Eventually I remove myself from the front of house booth to catch Lennard Taylor's collection. A model stands still in the middle while he paints the white shirt that she is wearing. It is an incredible display of talent and nerve. The rest of his brilliant collection is showcased as the other models walk around them. Everyone's cameras are up to capture this moment. I've never seen anything like it.
The evening is nearing its conclusion, and a photo on the runway of the entire PARK team is about to be taken. The front of house team literally runs over to the runway for the quick photo before running back to the check-out counter before the coat check rush happens. I can't stop giggling at the ridiculousness, as we charge back from one place to another to close the show.
2:21 a.m. The show has been over for a couple of hours, but we're all tasked with the cleanup and the takedown. There's something to be said about the camaraderie that's built from working together late into the night, despite aching feet and sore backs. One of the things I admire about PARK is that it is an egoless operation where everybody is willing to get down and dirty. When you see the president doing something like a garbage run, it makes you willing to stay late knowing that everybody is expected to put the work in. When we finally finish, we all collapse to the floor, delirious from a job well done.

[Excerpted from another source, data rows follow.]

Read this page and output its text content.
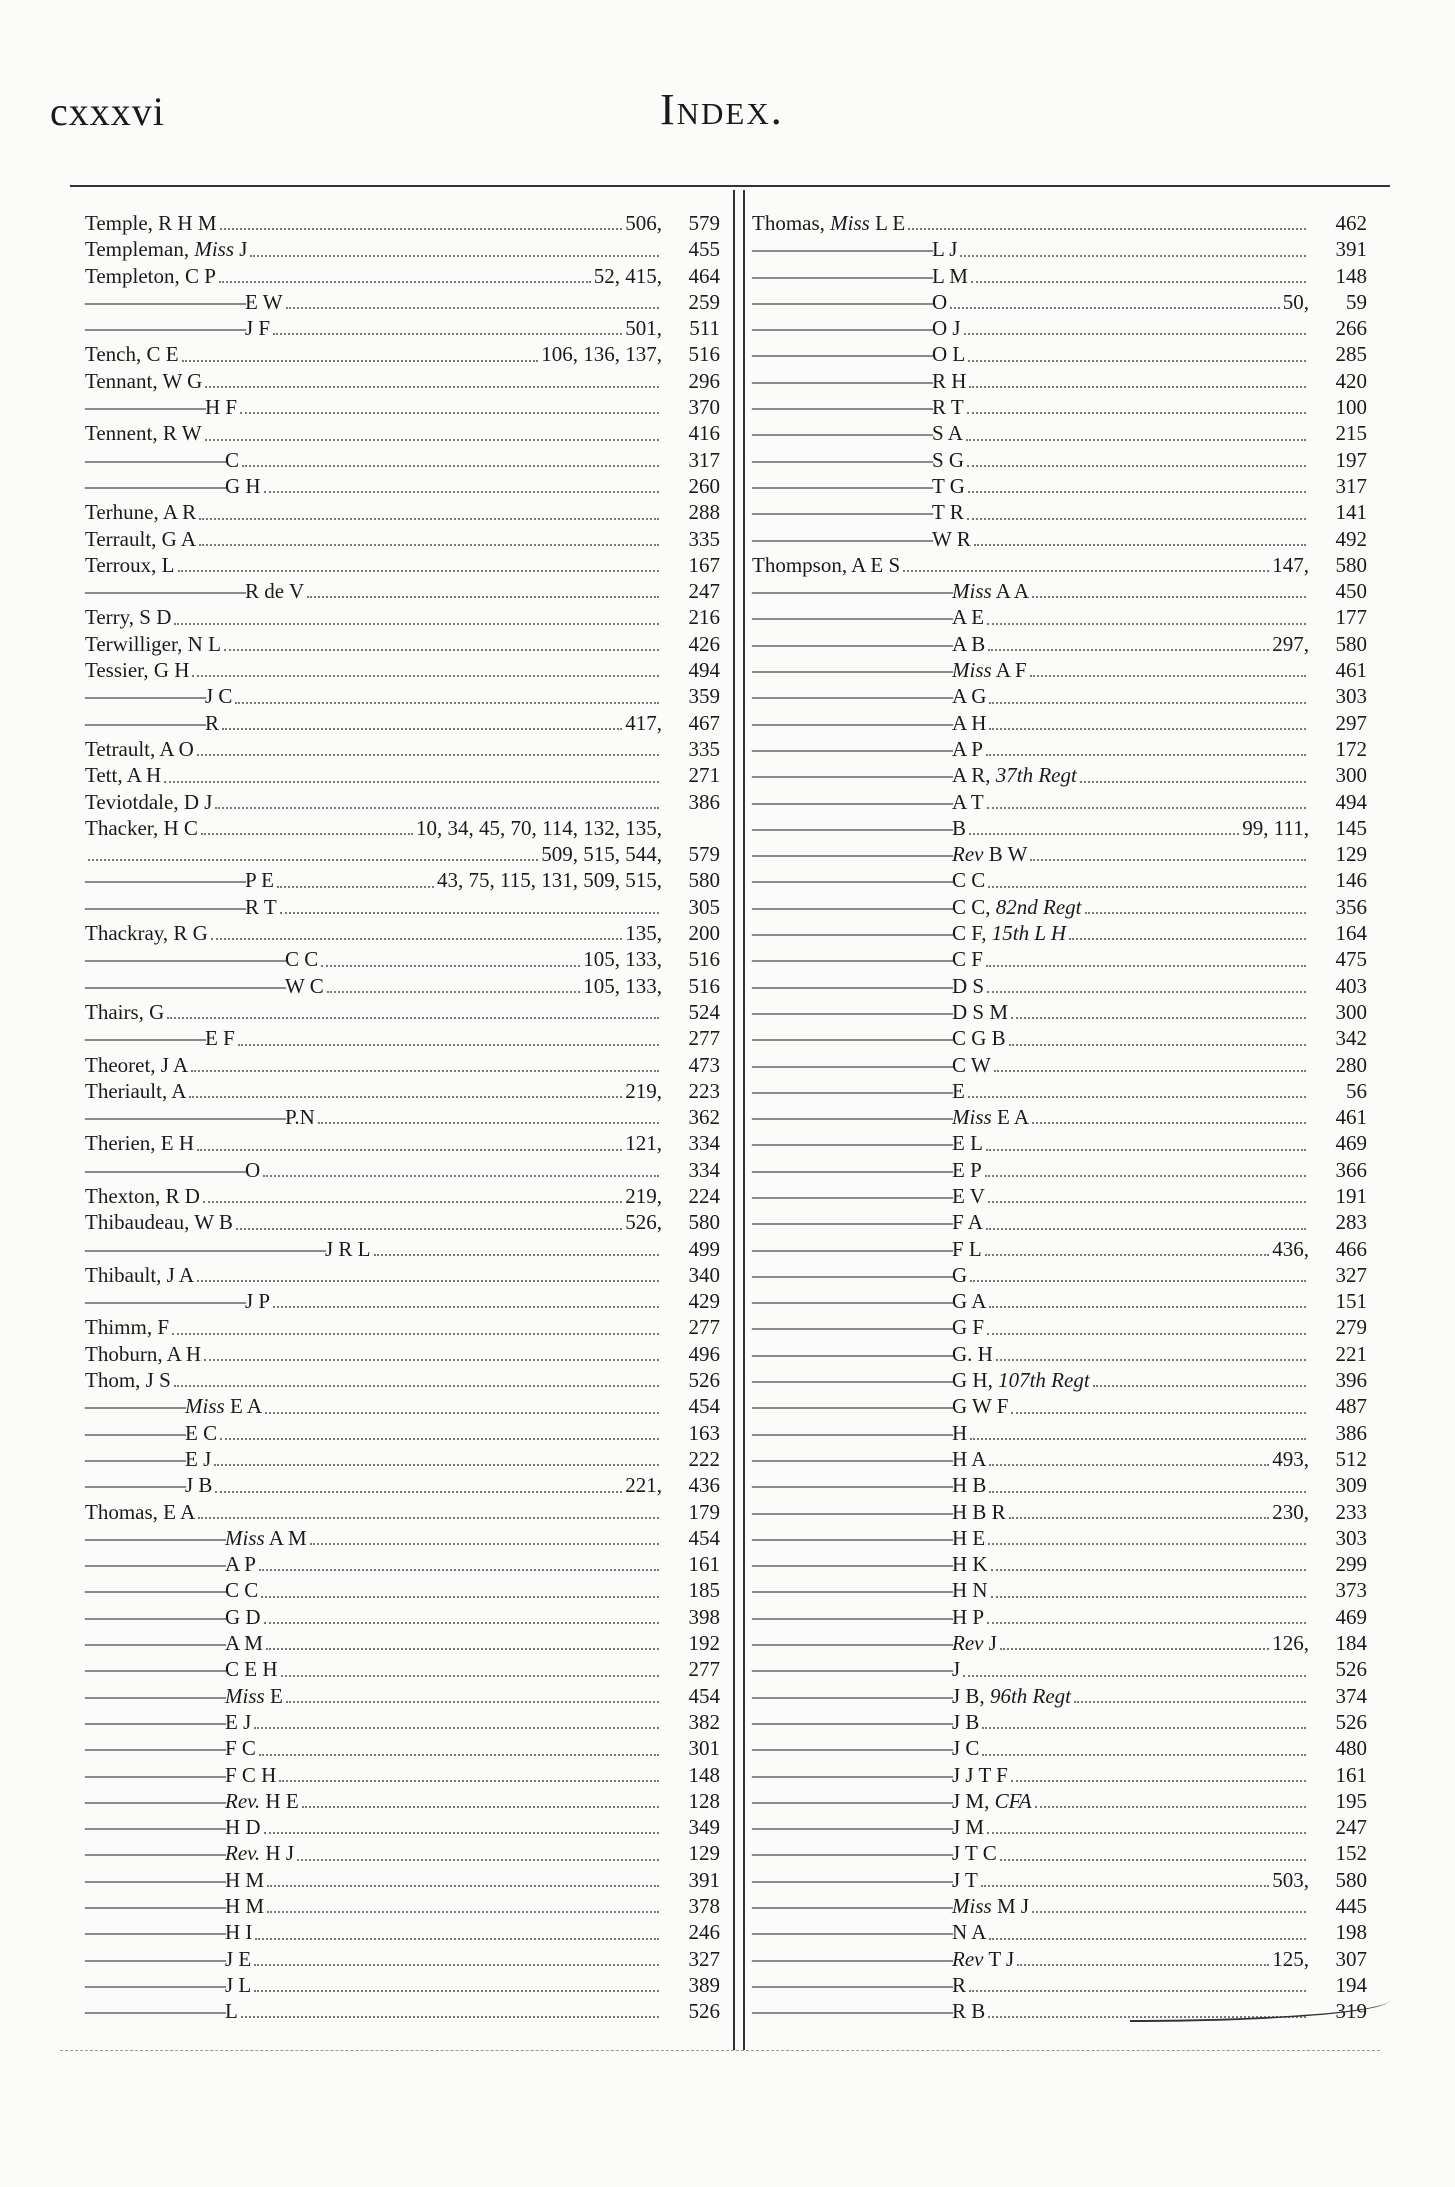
cxxxvi	Index.
Temple, R H M	506,	579
Templeman, Miss J	455
Templeton, C P	52, 415,	464
———————— E W	259
———————— J F	501,	511
Tench, C E	106, 136, 137,	516
Tennant, W G	296
—————— H F	370
Tennent, R W	416
——————— C	317
——————— G H	260
Terhune, A R	288
Terrault, G A	335
Terroux, L	167
———————— R de V	247
Terry, S D	216
Terwilliger, N L	426
Tessier, G H	494
—————— J C	359
—————— R	417,	467
Tetrault, A O	335
Tett, A H	271
Teviotdale, D J	386
Thacker, H C	10, 34, 45, 70, 114, 132, 135,
509, 515, 544,	579
———————— P E	43, 75, 115, 131, 509, 515,	580
———————— R T	305
Thackray, R G	135,	200
—————————— C C	105, 133,	516
—————————— W C	105, 133,	516
Thairs, G	524
—————— E F	277
Theoret, J A	473
Theriault, A	219,	223
—————————— P.N	362
Therien, E H	121,	334
———————— O	334
Thexton, R D	219,	224
Thibaudeau, W B	526,	580
———————————— J R L	499
Thibault, J A	340
———————— J P	429
Thimm, F	277
Thoburn, A H	496
Thom, J S	526
————— Miss E A	454
————— E C	163
————— E J	222
————— J B	221,	436
Thomas, E A	179
——————— Miss A M	454
——————— A P	161
——————— C C	185
——————— G D	398
——————— A M	192
——————— C E H	277
——————— Miss E	454
——————— E J	382
——————— F C	301
——————— F C H	148
——————— Rev. H E	128
——————— H D	349
——————— Rev. H J	129
——————— H M	391
——————— H M	378
——————— H I	246
——————— J E	327
——————— J L	389
——————— L	526
Thomas, Miss L E	462
————————— L J	391
————————— L M	148
————————— O	50,	59
————————— O J	266
————————— O L	285
————————— R H	420
————————— R T	100
————————— S A	215
————————— S G	197
————————— T G	317
————————— T R	141
————————— W R	492
Thompson, A E S	147,	580
—————————— Miss A A	450
—————————— A E	177
—————————— A B	297,	580
—————————— Miss A F	461
—————————— A G	303
—————————— A H	297
—————————— A P	172
—————————— A R, 37th Regt	300
—————————— A T	494
—————————— B	99, 111,	145
—————————— Rev B W	129
—————————— C C	146
—————————— C C, 82nd Regt	356
—————————— C F, 15th L H	164
—————————— C F	475
—————————— D S	403
—————————— D S M	300
—————————— C G B	342
—————————— C W	280
—————————— E	56
—————————— Miss E A	461
—————————— E L	469
—————————— E P	366
—————————— E V	191
—————————— F A	283
—————————— F L	436,	466
—————————— G	327
—————————— G A	151
—————————— G F	279
—————————— G. H	221
—————————— G H, 107th Regt	396
—————————— G W F	487
—————————— H	386
—————————— H A	493,	512
—————————— H B	309
—————————— H B R	230,	233
—————————— H E	303
—————————— H K	299
—————————— H N	373
—————————— H P	469
—————————— Rev J	126,	184
—————————— J	526
—————————— J B, 96th Regt	374
—————————— J B	526
—————————— J C	480
—————————— J J T F	161
—————————— J M, CFA	195
—————————— J M	247
—————————— J T C	152
—————————— J T	503,	580
—————————— Miss M J	445
—————————— N A	198
—————————— Rev T J	125,	307
—————————— R	194
—————————— R B	319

4:01 a.m. Myself and the rest of the PARK team are back at the hotel where the day started. We're celebrating, we're laughing, and we're sharing a snack-sized bag of chips amongst fourteen people. It feels like we've all gone through something together in the past twenty-four hours. Everyone is tired, but we decide to share a few drinks together -- to bask in the moment as victors, triumphant in pulling off another PARKSHOW for the books.